¿SE PUEDE GANAR SIN ALIANZAS?

Ene 01 1970

La estación Finlandia no está en Toluca 2017, sino en el zócalo de la CDMX 2018. Y desde esta política de acumulación de fuerzas a Morena le está yendo, en efecto, “requetebién”

 

Es una pregunta derivada del resultado en el Estado de México, donde el PRI logró retener la gubernatura gracias a sus aliados (y a una elección de Establo), mientras que Morena en solitario alcanzó una votación inimaginable hace unos meses, aunque insuficiente para ganar de manera contundente.

Existen evidencias sólidas de que Morena ganó el Estado de México, pero el obsceno operativo de Estado que se instrumentó mucho antes de la elección, ante la vista gorda de la autoridad electoral, le permitió al PRI robarse la elección, a billetazo sucio.

Ahora bien, el contundente rechazo que el pasado fin de semana hiciera el presidente y dirigente nacional de Morena para ir en alianza con cualquier otro partido que no fuera el PT, reeditó la pregunta postelectoral y la enfocó en un tema: ¿podrían Morena y AMLO ganar la presidencia de la República únicamente en alianza con el PT?

La mayoría de las opiniones señalan que eso no será posible y el haber descartado desde ahora al PRD y MC, otrora aliados, en 2006 y 2012, aporta la certeza de que la izquierda irá dividida y, por ende, sin posibilidades de victoria. “Si unidos en un solo polo no pudieron; divididos, menos”, es el argumento.

Los más entusiasmados con esta decisión de Morena son el PRI y el PAN, y hasta las gracias por anticipado brindan, porque presuponen que se alejan las posibilidades de AMLO de llegar a Palacio Nacional.

Sin embargo, esa sonrisa se les puede helar, si vemos más de cerca otras aristas y consecuencias de esa decisión.

Al rechazar una alianza amplia de izquierda, López Obrador confirma lo que siempre ha dicho: que su objetivo no es ganar la presidencia a cualquier costo y a costa de lo que sea. Se trata de ganar con activismo, no con pragmatismo.

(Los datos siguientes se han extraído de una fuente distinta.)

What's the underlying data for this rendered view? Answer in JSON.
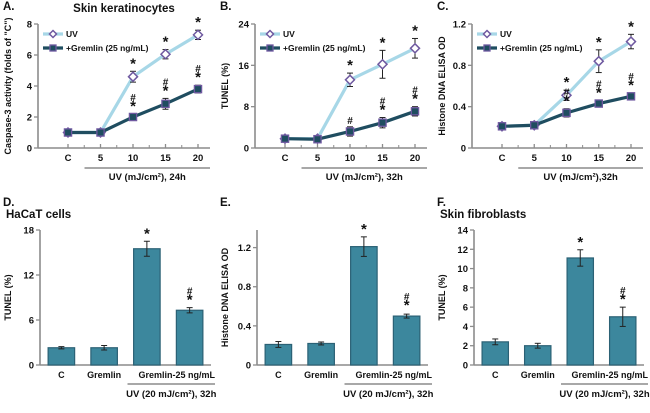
{
  "colors": {
    "background": "#ffffff",
    "axis": "#8c8c8c",
    "text": "#111111",
    "error_bar": "#222222",
    "uv_line": "#a7d7e7",
    "gremlin_line": "#1f4d60",
    "marker_stroke": "#6f59a0",
    "marker_fill_uv": "#ffffff",
    "bar_fill": "#3c879d",
    "bar_border": "#2b6175"
  },
  "chart_data": [
    {
      "panel": "A.",
      "title": "Skin keratinocytes",
      "type": "line",
      "ylabel": "Caspase-3 activity (folds of \"C\")",
      "xlabel_group": "UV (mJ/cm²), 24h",
      "categories": [
        "C",
        "5",
        "10",
        "15",
        "20"
      ],
      "ylim": [
        0,
        8
      ],
      "yticks": [
        0,
        2,
        4,
        6,
        8
      ],
      "legend_position": "top-left",
      "series": [
        {
          "name": "UV",
          "marker": "diamond",
          "color": "#a7d7e7",
          "values": [
            1.0,
            1.0,
            4.6,
            6.05,
            7.3
          ],
          "errors": [
            0.15,
            0.1,
            0.35,
            0.3,
            0.3
          ],
          "annotations": [
            "",
            "",
            "*",
            "*",
            "*"
          ]
        },
        {
          "name": "+Gremlin (25 ng/mL)",
          "marker": "square",
          "color": "#1f4d60",
          "values": [
            1.0,
            1.0,
            2.0,
            2.85,
            3.8
          ],
          "errors": [
            0.1,
            0.1,
            0.2,
            0.35,
            0.25
          ],
          "annotations": [
            "",
            "",
            "#*",
            "#*",
            "#*"
          ]
        }
      ]
    },
    {
      "panel": "B.",
      "title": "",
      "type": "line",
      "ylabel": "TUNEL (%)",
      "xlabel_group": "UV (mJ/cm²), 32h",
      "categories": [
        "C",
        "5",
        "10",
        "15",
        "20"
      ],
      "ylim": [
        0,
        24
      ],
      "yticks": [
        0,
        8,
        16,
        24
      ],
      "legend_position": "top-left",
      "series": [
        {
          "name": "UV",
          "marker": "diamond",
          "color": "#a7d7e7",
          "values": [
            1.8,
            1.8,
            13.2,
            16.2,
            19.3
          ],
          "errors": [
            0.3,
            0.3,
            1.3,
            2.7,
            1.9
          ],
          "annotations": [
            "",
            "",
            "*",
            "*",
            "*"
          ]
        },
        {
          "name": "+Gremlin (25 ng/mL)",
          "marker": "square",
          "color": "#1f4d60",
          "values": [
            1.8,
            1.7,
            3.2,
            4.9,
            7.1
          ],
          "errors": [
            0.3,
            0.3,
            0.9,
            1.0,
            0.9
          ],
          "annotations": [
            "",
            "",
            "#",
            "#*",
            "#*"
          ]
        }
      ]
    },
    {
      "panel": "C.",
      "title": "",
      "type": "line",
      "ylabel": "Histone DNA ELISA OD",
      "xlabel_group": "UV (mJ/cm²),32h",
      "categories": [
        "C",
        "5",
        "10",
        "15",
        "20"
      ],
      "ylim": [
        0,
        1.2
      ],
      "yticks": [
        0,
        0.4,
        0.8,
        1.2
      ],
      "legend_position": "top-left",
      "series": [
        {
          "name": "UV",
          "marker": "diamond",
          "color": "#a7d7e7",
          "values": [
            0.21,
            0.22,
            0.51,
            0.84,
            1.03
          ],
          "errors": [
            0.02,
            0.02,
            0.05,
            0.11,
            0.07
          ],
          "annotations": [
            "",
            "",
            "*",
            "*",
            "*"
          ]
        },
        {
          "name": "+Gremlin (25 ng/mL)",
          "marker": "square",
          "color": "#1f4d60",
          "values": [
            0.21,
            0.22,
            0.34,
            0.43,
            0.5
          ],
          "errors": [
            0.02,
            0.02,
            0.04,
            0.03,
            0.03
          ],
          "annotations": [
            "",
            "",
            "#*",
            "#*",
            "#*"
          ]
        }
      ]
    },
    {
      "panel": "D.",
      "title": "HaCaT cells",
      "type": "bar",
      "ylabel": "TUNEL (%)",
      "group_label": "UV (20 mJ/cm²), 32h",
      "xticklabels": [
        "C",
        "Gremlin",
        "",
        "Gremlin-25 ng/mL"
      ],
      "ylim": [
        0,
        18
      ],
      "yticks": [
        0,
        6,
        12,
        18
      ],
      "values": [
        2.3,
        2.3,
        15.5,
        7.3
      ],
      "errors": [
        0.15,
        0.3,
        1.0,
        0.35
      ],
      "annotations": [
        "",
        "",
        "*",
        "#*"
      ]
    },
    {
      "panel": "E.",
      "title": "",
      "type": "bar",
      "ylabel": "Histone DNA ELISA OD",
      "group_label": "UV (20 mJ/cm²), 32h",
      "xticklabels": [
        "C",
        "Gremlin",
        "",
        "Gremlin-25 ng/mL"
      ],
      "ylim": [
        0,
        1.38
      ],
      "yticks": [
        0,
        0.4,
        0.8,
        1.2
      ],
      "values": [
        0.21,
        0.22,
        1.21,
        0.5
      ],
      "errors": [
        0.03,
        0.015,
        0.1,
        0.02
      ],
      "annotations": [
        "",
        "",
        "*",
        "#*"
      ]
    },
    {
      "panel": "F.",
      "title": "Skin fibroblasts",
      "type": "bar",
      "ylabel": "TUNEL (%)",
      "group_label": "UV (20 mJ/cm²), 32h",
      "xticklabels": [
        "C",
        "Gremlin",
        "",
        "Gremlin-25 ng/mL"
      ],
      "ylim": [
        0,
        14
      ],
      "yticks": [
        0,
        2,
        4,
        6,
        8,
        10,
        12,
        14
      ],
      "values": [
        2.4,
        2.0,
        11.1,
        5.0
      ],
      "errors": [
        0.3,
        0.25,
        0.85,
        1.0
      ],
      "annotations": [
        "",
        "",
        "*",
        "#*"
      ]
    }
  ]
}
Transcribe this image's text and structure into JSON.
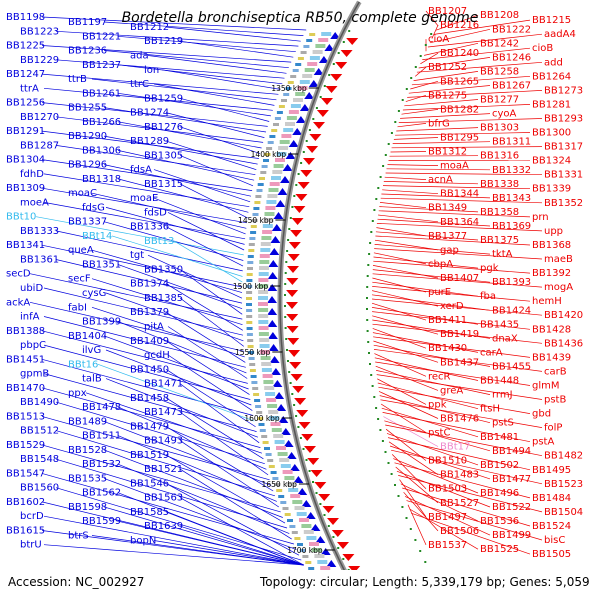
{
  "title": "Bordetella bronchiseptica RB50, complete genome",
  "footer": {
    "accession": "Accession: NC_002927",
    "summary": "Topology: circular; Length: 5,339,179 bp; Genes: 5,059"
  },
  "colors": {
    "forward": "#0000dd",
    "reverse": "#ee0000",
    "trna": "#33bbee",
    "rrna_rev": "#ee88cc",
    "backbone": "#888888",
    "tick": "#228822"
  },
  "scale_labels": [
    "1350 kbp",
    "1400 kbp",
    "1450 kbp",
    "1500 kbp",
    "1550 kbp",
    "1600 kbp",
    "1650 kbp",
    "1700 kbp"
  ],
  "left_labels": [
    "BB1198",
    "BB1197",
    "BB1212",
    "BB1223",
    "BB1221",
    "BB1219",
    "BB1225",
    "BB1236",
    "ada",
    "BB1229",
    "BB1237",
    "lon",
    "BB1247",
    "ttrB",
    "ttrC",
    "ttrA",
    "BB1261",
    "BB1259",
    "BB1256",
    "BB1255",
    "BB1274",
    "BB1270",
    "BB1266",
    "BB1276",
    "BB1291",
    "BB1290",
    "BB1289",
    "BB1287",
    "BB1306",
    "BB1305",
    "BB1304",
    "BB1296",
    "fdsA",
    "fdhD",
    "BB1318",
    "BB1315",
    "BB1309",
    "moaC",
    "moaE",
    "moeA",
    "fdsG",
    "fdsD",
    "BBt10",
    "BB1337",
    "BB1336",
    "BB1333",
    "BBt14",
    "BBt13",
    "BB1341",
    "queA",
    "tgt",
    "BB1361",
    "BB1351",
    "BB1350",
    "secD",
    "secF",
    "BB1374",
    "ubiD",
    "cysG",
    "BB1385",
    "ackA",
    "fabI",
    "BB1379",
    "infA",
    "BB1399",
    "pitA",
    "BB1388",
    "BB1404",
    "BB1409",
    "pbpC",
    "ilvG",
    "gcdH",
    "BB1451",
    "BBt16",
    "BB1450",
    "gpmB",
    "talB",
    "BB1471",
    "BB1470",
    "ppx",
    "BB1458",
    "BB1490",
    "BB1478",
    "BB1473",
    "BB1513",
    "BB1489",
    "BB1479",
    "BB1512",
    "BB1511",
    "BB1493",
    "BB1529",
    "BB1528",
    "BB1519",
    "BB1548",
    "BB1532",
    "BB1521",
    "BB1547",
    "BB1535",
    "BB1546",
    "BB1560",
    "BB1562",
    "BB1563",
    "BB1602",
    "BB1598",
    "BB1585",
    "bcrD",
    "BB1599",
    "BB1639",
    "BB1615",
    "btrS",
    "bopN",
    "btrU"
  ],
  "right_labels": [
    "BB1207",
    "BB1208",
    "BB1215",
    "BB1216",
    "BB1222",
    "aadA4",
    "cioA",
    "BB1242",
    "cioB",
    "BB1240",
    "BB1246",
    "add",
    "BB1252",
    "BB1258",
    "BB1264",
    "BB1265",
    "BB1267",
    "BB1273",
    "BB1275",
    "BB1277",
    "BB1281",
    "BB1282",
    "cyoA",
    "BB1293",
    "bfrG",
    "BB1303",
    "BB1300",
    "BB1295",
    "BB1311",
    "BB1317",
    "BB1312",
    "BB1316",
    "BB1324",
    "moaA",
    "BB1332",
    "BB1331",
    "acnA",
    "BB1338",
    "BB1339",
    "BB1344",
    "BB1343",
    "BB1352",
    "BB1349",
    "BB1358",
    "prn",
    "BB1364",
    "BB1369",
    "upp",
    "BB1377",
    "BB1375",
    "BB1368",
    "gap",
    "tktA",
    "maeB",
    "cbpA",
    "pgk",
    "BB1392",
    "BB1407",
    "BB1393",
    "mogA",
    "purE",
    "fba",
    "hemH",
    "xerD",
    "BB1424",
    "BB1420",
    "BB1411",
    "BB1435",
    "BB1428",
    "BB1419",
    "dnaX",
    "BB1436",
    "BB1430",
    "carA",
    "BB1439",
    "BB1437",
    "BB1455",
    "carB",
    "recR",
    "BB1448",
    "glmM",
    "greA",
    "rrmJ",
    "pstB",
    "ppk",
    "ftsH",
    "gbd",
    "BB1476",
    "pstS",
    "folP",
    "pstC",
    "BB1481",
    "pstA",
    "BBt17",
    "BB1494",
    "BB1482",
    "BB1510",
    "BB1502",
    "BB1495",
    "BB1483",
    "BB1477",
    "BB1523",
    "BB1503",
    "BB1496",
    "BB1484",
    "BB1527",
    "BB1522",
    "BB1504",
    "BB1497",
    "BB1536",
    "BB1524",
    "BB1506",
    "BB1499",
    "bisC",
    "BB1537",
    "BB1525",
    "BB1505"
  ]
}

Las alianzas son ciertamente el camino más corto para ganar una elección, pero no siempre son el camino más sólido para gobernar una vez que se obtiene el cargo. Ejemplos de esto sobran en la experiencia aliancista mexicana de las últimas dos décadas.

Por otra parte, ganar el Estado de México un año antes de la elección presidencial hubiese significado haber obtenido una manzana envenenada, porque el aislamiento, el hostigamiento y el estrangulamiento político, presupuestal y en materia de seguridad a la primera gubernatura de Morena, hubiese sido de antología. La bomba de tiempo llamada Estado de México (en términos de inseguridad, desempleo y corrupción) puede estallarle al próximo gobernador antes del verano del 2018.

La estación Finlandia no está en Toluca 2017, sino en el zócalo de la CDMX 2018. Y desde esta política de acumulación de fuerzas a Morena le está yendo, en efecto, “requetebién” desde que nació a la vida pública en 2015. Primera fuerza de izquierda en las elecciones federales intermedias; tercera fuerza nacional al contabilizar 13 elecciones locales de 2016 y el partido más votado en 2017 al sumar los resultados de cuatro elecciones estatales (poco más de 2.5 millones de votos). Y todo ese trayecto lo ha caminado en solitario, en una época en que la crisis de la partidocracia aconseja precisamente eso: “más vale solo que mal acompañado”.

En un escenario balcanizado como se vislumbra el 2018 (con cuatro o cinco frentes disputando la presidencia), el próximo presidente podrá serlo con 20 millones de votos. En 2006 AMLO obtuvo 14.8 millones de votos y en 2012, 15.9. Estaría a sólo 4 millones de la meta. Para obtenerlos hay dos caminos: buscando socios o desarrollando estructura territorial propia. Se optó por lo segundo. Más difícil, ciertamente, pero “más marrao”.